In the early 1930’s, a few existing groups of Catholic nurses from the USA, along with nursing groups from elsewhere in the world, assembled in Lourdes, France, and founded the International Catholic Committee for Nurses and Medico-Social Assistants (CICIAMS). This private, international group promotes Christian and professional values in nursing care. It is recognized by the Ecclesiastical Authority, and has a close working relationship with the Holy See, along with all national and international Catholic organizations around the world.Following the development of CICIAMS, the National Council of Catholic Nurses of the United States was formed, along with several local-level councils/chapters in various states. The organization was very active early on, but later in 1970, it was disbanded. Yet, several local/regional councils remained active, and some of their members continued to participate in the meetings held internationally by CICIAMS.
After more than 20 years, a resurgence of interest in having a new national association arose.
Between 1993 and 1994, the National Catholic Nurses Association-USA (NACN-USA) was newly formed under the auspices of the Diocese of Joliet, Illinois, with the permission and spiritual advisement of the bishop at that time, Bishop Joseph L. Imesch. In October, 1994, the Association became a full voting member of CICIAMS, thus all NACN-USA members are also part of CICIAMS through the Association. Two years later, in October 1996, NACN-USA was approved by the U.S. Conference of Catholic Bishops for inclusion in the “Official Catholic Directory” under the Joliet Diocese. NACN-USA is registered as a non-profit 501c3 organization. Several local/regional councils remain as independent affiliates of NACN-USA and others are in formation.

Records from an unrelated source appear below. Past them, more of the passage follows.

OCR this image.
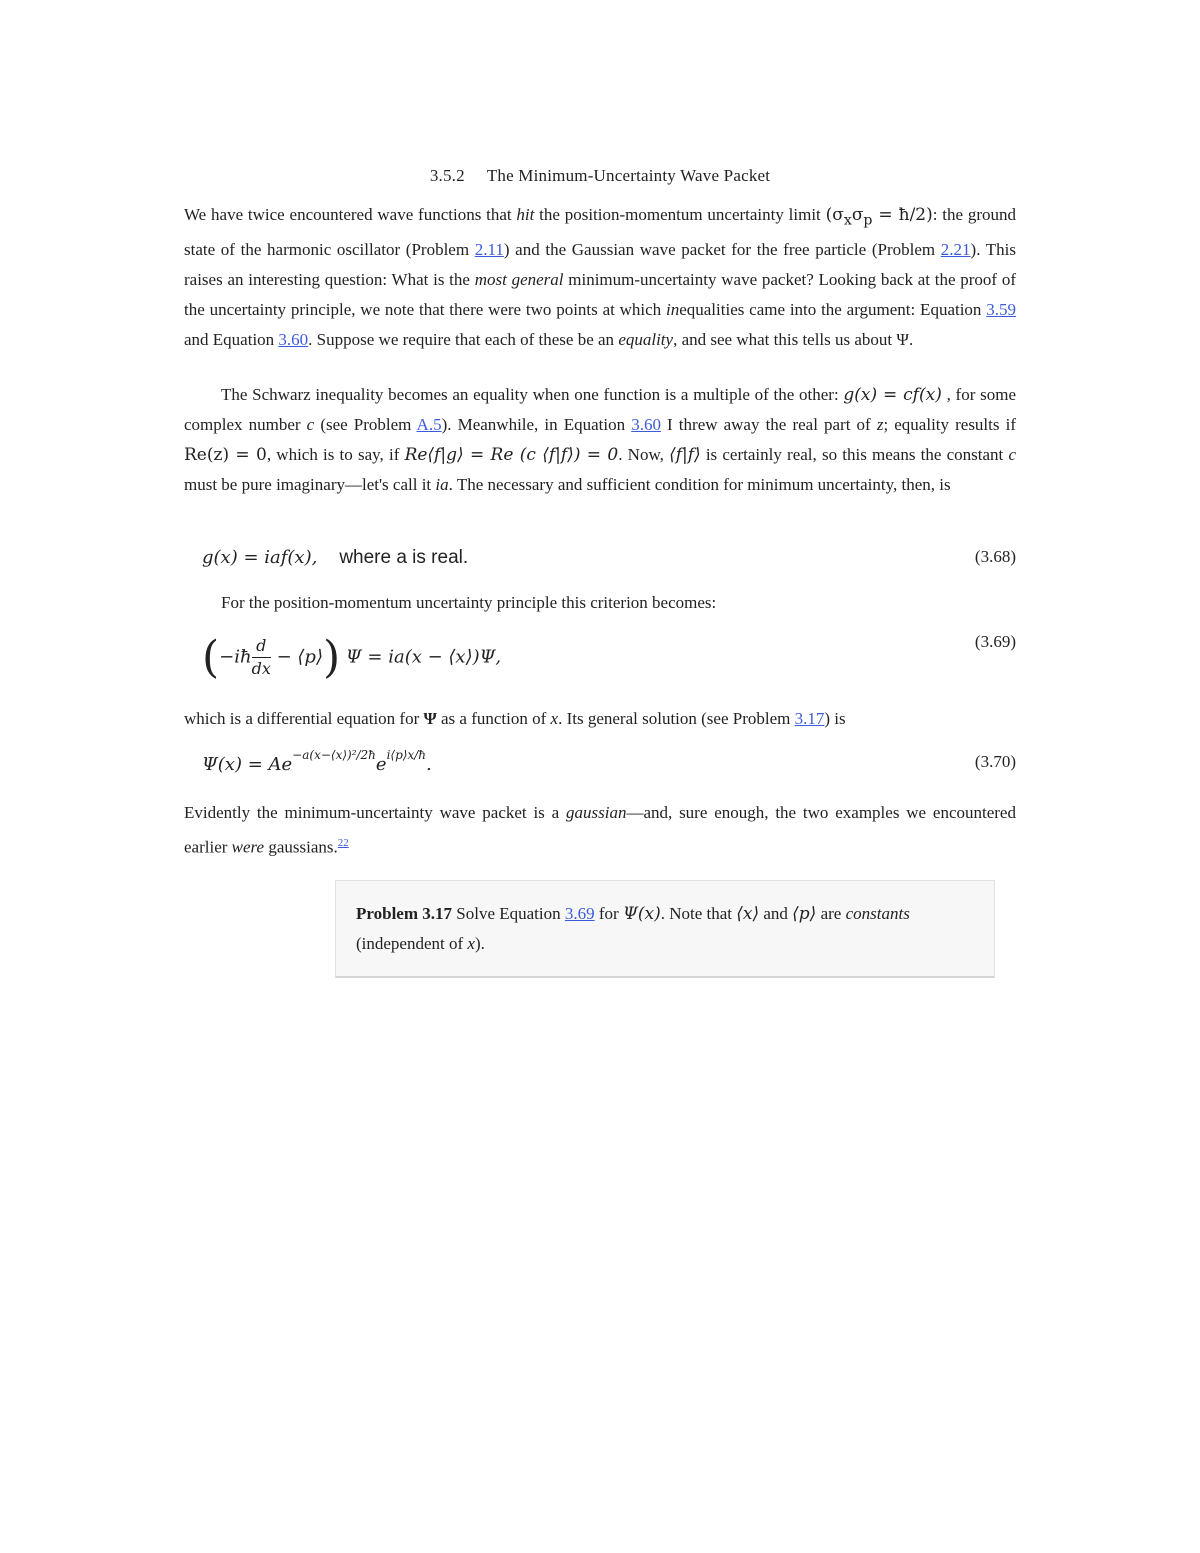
3.5.2 The Minimum-Uncertainty Wave Packet
We have twice encountered wave functions that hit the position-momentum uncertainty limit ($\sigma_x\sigma_p$ = ħ/2): the ground state of the harmonic oscillator (Problem 2.11) and the Gaussian wave packet for the free particle (Problem 2.21). This raises an interesting question: What is the most general minimum-uncertainty wave packet? Looking back at the proof of the uncertainty principle, we note that there were two points at which inequalities came into the argument: Equation 3.59 and Equation 3.60. Suppose we require that each of these be an equality, and see what this tells us about Ψ.
The Schwarz inequality becomes an equality when one function is a multiple of the other: g(x) = cf(x) , for some complex number c (see Problem A.5). Meanwhile, in Equation 3.60 I threw away the real part of z; equality results if Re(z) = 0, which is to say, if Re⟨f|g⟩ = Re (c ⟨f|f⟩) = 0. Now, ⟨f|f⟩ is certainly real, so this means the constant c must be pure imaginary—let's call it ia. The necessary and sufficient condition for minimum uncertainty, then, is
g(x) = iaf(x), where a is real.	(3.68)
For the position-momentum uncertainty principle this criterion becomes:
(−iħ $\frac{d}{dx}$ − ⟨p⟩) Ψ = ia(x − ⟨x⟩)Ψ,
(3.69)
which is a differential equation for Ψ as a function of x. Its general solution (see Problem 3.17) is
$\Psi(x) = Ae^{-a(x-⟨x⟩)^2/2ħ}e^{i⟨p⟩x/ħ}$.	(3.70)
Evidently the minimum-uncertainty wave packet is a gaussian—and, sure enough, the two examples we encountered earlier were gaussians.$^{22}$
Problem 3.17 Solve Equation 3.69 for Ψ(x). Note that ⟨x⟩ and ⟨p⟩ are constants (independent of x).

1909 Guild of St. Radegone for Nurses (for students & graduates of recognized schools of nursing in Boston.
1924 International Catholic Guild of Nurses (ICGN) founded in June 1924 in Milwaukee, Wisconsin, Spiritual Director, Fr. Edward J. Garesche, S.J.
1933 1st International Committee of Catholic Nurses (now CICIAMS) met in Lourdes, France
1933 In the United States, a new constitution & bylaws of a “national character” were adopted by ICGN & the name changed to the “National Federation of Catholic Nurses.”
1935 2nd International Congress of Catholic Nurses (now CICIAMS) held in Rome
Pope Pius XI address, “After describing the important work of the Nurse, her lofty vocation and the preparation so necessary for the successful execution of her mission to the sick, His Holiness Pope Pius XI told the assembly that it was the duty of every Catholic nurse to belong to Catholic associations of nurses and to promote them in every way possible (excerpt from G. Cardinal Pizzardo’s 1937 letter to bishops).
1937 Excerpt from the Address of Pope Pius XI to the 3rd International Congress of Catholic Nurses:
“…The exercise of the profession of nurse is surely one of those which offer the greatest possibility for the apostolate, but we must not forget that the nurse, in the exercise of her profession, has to employ all sorts of technical means, and lives in a materialistic atmosphere, exposed to the danger of a limited interior piety only, dissociated from the profession and exterior practices enjoined by the Church. Furthermore, modern theories seek to penetrate the minds of Catholic nurses and to make them become unconsciously strong agents for the propagation of eugenics and neo-malthusianism. It is necessary, then, to protect them by means of Catholic Action, which has for one of its duties to sustain and fortify them in their professional and Christian formation.”
(Reference p25 Conference Report – Excerpt from Pope Pius XI address).
1937 3rd International Congress of Catholic Nurses (now CICIAMS) held in London.
1938 G. Cardinal Pizzardo shared the report from the 3rd International Congress of Catholic Nurses (now CICIAMS) and wrote each bishop expressing His Holiness Pope Pius XI’s desire “that ways and means be found to emphasize the necessity of bringing all Catholic nurses within the influence of Catholic Association of Nurses” and requested “In accordance with this wish of the Holy Father, It is most desirable, Your Excellency, that the Catholic nurses of the United States be gathered into one national association under the direction of the respective Ordinaries of the Hierarchy.” …”In keeping with the wish manifested in the words of His Holiness, that the Archbishops and Bishops should organize local associations of Catholic nurses according to the needs of their respective diocese, which in due time, under the guidance of the Hierarchy, might be united to create a National Federation of Catholic Nurses.”